Last Thursday, April 2, the leaders of the world’s 20 largest economies met among the ruins of the global economic order to seek consensus on how to deal with the crisis and what steps to take toward the foundation of a new international system. The meeting – which was also Barack Obama’s first foreign sojourn since his election as US president – was an historic event both because of its timing but also because the leaders of very different nations set aside their differences and worked toward a compromise. Irrespective of whether decisive steps come out of the London Summit, it comes at the end of one era and the beginning of another.
On the same day, central Athens was blocked to traffic by an ongoing protest by textile workers who had encamped on Syntagma Square days earlier. Also, as the major labor federations had called a 24-hour strike to protest against the global economic crisis, demonstrations made the center a no-go area – unless one wanted to spend hours stuck in traffic.
So, both inside and outside Greece, Thursday, April 2, 2009 was a day of major import to the Greek public, whether one wanted to know where the world was going or whether one should dare go to central Athens.
But, this being Greece, no one in the public could learn anything about the world or his or her own city – because the journalists’ national federation suddenly called a 24-hour strike to coincide with that of the other labor federations. In a triumph of stupidity that would surely rank as a chapter in a textbook on journalism if the subject of public enlightenment were ever taken seriously in Greece, journalists managed to cast a mantle of darkness over their readers, viewers and listeners on precisely the day that the public needed the best possible information on global and local events.
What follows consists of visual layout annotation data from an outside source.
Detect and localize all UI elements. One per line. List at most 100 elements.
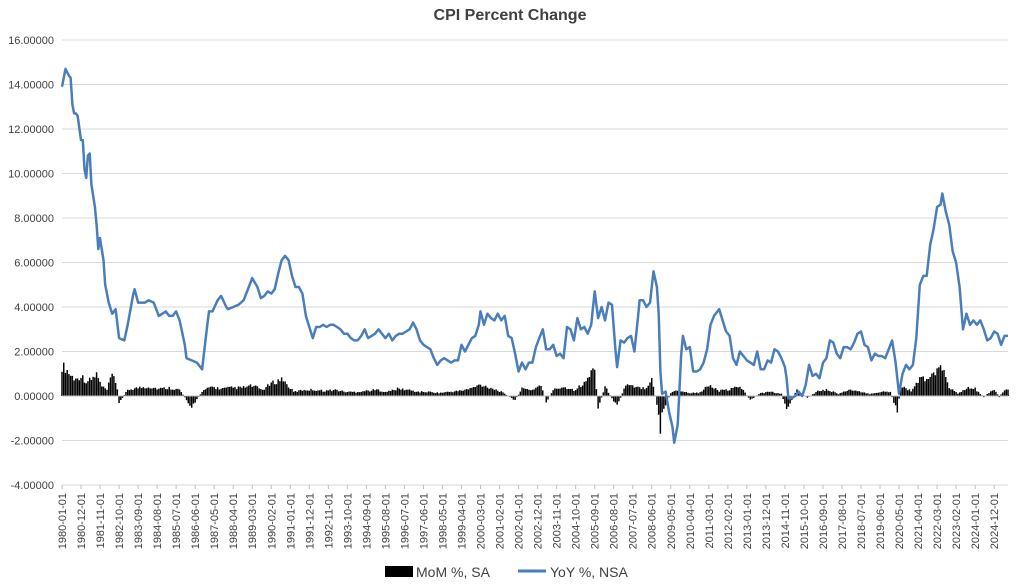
mom-bar xyxy=(701,391,703,396)
mom-bar xyxy=(694,392,696,396)
x-tick-label: 2002-12-01 xyxy=(533,493,545,549)
mom-bar xyxy=(521,387,523,396)
mom-bar xyxy=(1002,392,1004,396)
mom-bar xyxy=(626,384,629,396)
mom-bar xyxy=(825,388,828,396)
mom-bar xyxy=(405,389,407,396)
mom-bar xyxy=(337,391,340,396)
mom-bar xyxy=(818,391,821,396)
mom-bar xyxy=(811,394,814,396)
mom-bar xyxy=(431,392,433,396)
mom-bar xyxy=(906,390,909,396)
x-tick-label: 2011-03-01 xyxy=(704,493,716,548)
mom-bar xyxy=(533,389,535,396)
mom-bar xyxy=(925,379,928,396)
mom-bar xyxy=(599,396,601,403)
mom-bar xyxy=(140,388,143,396)
mom-bar xyxy=(536,386,539,396)
mom-bar xyxy=(597,396,599,409)
mom-bar xyxy=(827,390,829,396)
mom-bar xyxy=(917,382,919,396)
mom-bar xyxy=(95,372,98,396)
mom-bar xyxy=(139,386,141,396)
mom-bar xyxy=(996,394,999,396)
mom-bar xyxy=(849,389,852,396)
mom-bar xyxy=(376,389,378,396)
mom-bar xyxy=(445,391,447,396)
mom-bar xyxy=(370,390,373,396)
mom-bar xyxy=(851,390,854,396)
mom-bar xyxy=(661,396,663,413)
mom-bar xyxy=(723,389,726,396)
mom-bar xyxy=(379,391,381,396)
mom-bar xyxy=(868,394,871,396)
mom-bar xyxy=(107,382,110,396)
mom-bar xyxy=(109,377,112,396)
mom-bar xyxy=(635,386,637,396)
mom-bar xyxy=(88,377,91,396)
mom-bar xyxy=(777,393,779,396)
mom-bar xyxy=(273,384,276,396)
mom-bar xyxy=(896,396,899,413)
x-tick-label: 2019-06-01 xyxy=(875,493,887,549)
mom-bar xyxy=(305,390,307,396)
mom-bar xyxy=(934,375,937,396)
mom-bar xyxy=(469,388,471,396)
mom-bar xyxy=(279,381,281,396)
mom-bar xyxy=(325,390,328,396)
mom-bar xyxy=(583,381,586,396)
mom-bar xyxy=(104,388,106,396)
mom-bar xyxy=(860,392,862,396)
mom-bar xyxy=(213,387,215,396)
mom-bar xyxy=(751,396,753,399)
mom-bar xyxy=(381,391,383,396)
mom-bar xyxy=(1005,389,1008,396)
x-tick-label: 1993-10-01 xyxy=(342,493,354,549)
mom-bar xyxy=(633,387,636,396)
mom-bar xyxy=(780,393,783,396)
mom-bar xyxy=(910,391,912,396)
mom-bar xyxy=(429,391,432,396)
mom-bar xyxy=(663,396,665,409)
mom-bar xyxy=(401,388,404,396)
mom-bar xyxy=(363,391,366,396)
mom-bar xyxy=(464,389,466,396)
mom-bar xyxy=(905,388,907,396)
mom-bar xyxy=(683,392,686,396)
mom-bar xyxy=(950,389,952,396)
mom-bar xyxy=(296,391,298,396)
mom-bar xyxy=(630,385,632,396)
mom-bar xyxy=(102,386,105,396)
mom-bar xyxy=(350,391,352,396)
mom-bar xyxy=(299,389,302,396)
mom-bar xyxy=(612,396,615,402)
mom-bar xyxy=(400,389,402,396)
mom-bar xyxy=(229,386,231,396)
x-tick-label: 2007-07-01 xyxy=(628,493,640,549)
mom-bar xyxy=(747,396,750,398)
mom-bar xyxy=(260,389,262,396)
mom-bar xyxy=(689,393,691,396)
mom-bar xyxy=(495,389,497,396)
mom-bar xyxy=(472,387,475,396)
mom-bar xyxy=(574,390,577,396)
mom-bar xyxy=(440,392,442,396)
mom-bar xyxy=(510,396,513,398)
mom-bar xyxy=(358,392,361,396)
mom-bar xyxy=(165,389,167,396)
mom-bar xyxy=(80,377,82,396)
x-tick-label: 2001-02-01 xyxy=(495,493,507,549)
mom-bar xyxy=(396,387,399,396)
mom-bar xyxy=(106,389,108,396)
mom-bar xyxy=(922,376,924,396)
mom-bar xyxy=(882,391,885,396)
mom-bar xyxy=(114,382,117,396)
mom-bar xyxy=(891,396,893,398)
mom-bar xyxy=(547,396,549,400)
mom-bar xyxy=(886,391,888,396)
mom-bar xyxy=(721,389,724,396)
mom-bar xyxy=(101,386,103,396)
mom-bar xyxy=(76,378,79,396)
mom-bar xyxy=(267,384,269,396)
mom-bar xyxy=(965,388,968,396)
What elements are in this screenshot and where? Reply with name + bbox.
In this way, journalists stressed both how important their work is and how incompetent they are in evaluating its importance. They also highlighted their own irrelevance: People who cared about international developments could read all about them on international news sites or watch foreign television channels, whereas, locally, several news sites and blogs not affiliated with professional publishers were able to keep chattering away.
The journalists’ unionists must have been very proud of themselves because of the success of the blackout they imposed on an already benighted population. For years they have shown an impressive immunity to the painful truths and mortal challenges that their profession faces. As the global and local economic crisis hits mainstream journalism at its heart – advertising and circulation – the journalists’ only weapon is to prove every day how necessary they are for a well-informed public. It is madness to point members of the public to other sources that do nothing to put bread on publishers’ or journalists’ tables. Pulling the switch on information at a time of such crisis is like picketing our own funeral.